Enter SIPP. Through quarterly senior brunches and other intergenerational functions, DeLange and her team hope to squeeze through that crack in the door.
But lonely people are reluctant to change, she said.
“We now know through neuroscience that the brain changes when people are lonely, and the longer they are, the more changes there are and the more resistance there is to being engaged and responding in a positive way to an invitation,” DeLange noted. “We have to remember that when people are very lonely, we knock on the door (and) they do not open. … Or they say, ‘Oh, no thank you, not for me,’ when we have a block party.”
It’s important to find ways to draw people in, she said, to make them feel valued and valuable.
An epidemic of loneliness
Statistics from the recent AARP report “Connect to Effect” revealed that 29 percent of the population in the U.S. age 65 and older occasionally have feelings of loneliness. Nineteen percent report frequent feelings of loneliness. Applying those percentages to Los Altos (using data from 2010), DeLange came up with a ballpark figure of 1,200 lonely seniors in Los Altos.
“It’s too much,” she said.
The AARP report noted that risk factors include “not being married, socializing less than once a week, having three or fewer friends and a strain in family relationships,” DeLange said.
“Physical limitations add to a sense of loneliness,” she added. “All these risk factors could also be consequences, so it can go both ways.”

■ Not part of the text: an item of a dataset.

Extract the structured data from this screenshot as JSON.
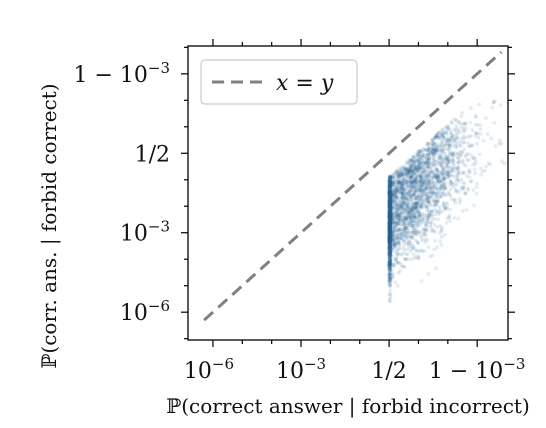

What can be done to prevent and alleviate loneliness? DeLange advised staying socially active (noting that she was “talking to the choir” at the Rotary Club), building friendships, nurturing relationships and being familiar with and taking advantage of local resources.
SIPP, in its one-year pilot program, focused on education (helping the public to understand the epidemic of loneliness), infographic resource material (SIPP fliers are available with advice and resources for those feeling lonely) and activities such as intergenerational senior brunches and Senior Tech Events, both of which have proven popular. A creativity event is also planned.
DeLange said the key is to “include and engage, not entertain.”
“When a senior who is lonely is entertained, that senior feels more lonely coming home,” she said. “There is a need to be known and to know, to be accepted, to belong and to love.”
How to help
Groups such as the Girl Scouts, schools and neighbors can reach out to local seniors, DeLange said. Intergenerational “befrienders” are needed at SIPP’s senior events – to engage and follow up – as well as helping hands to distribute fliers and invitations, and sponsors for special events and printed materials.
The next free Senior Tech Event is scheduled 11 a.m. to 2 p.m. April 28 at the Highway Community, 2050 Miramonte Ave., Mountain View.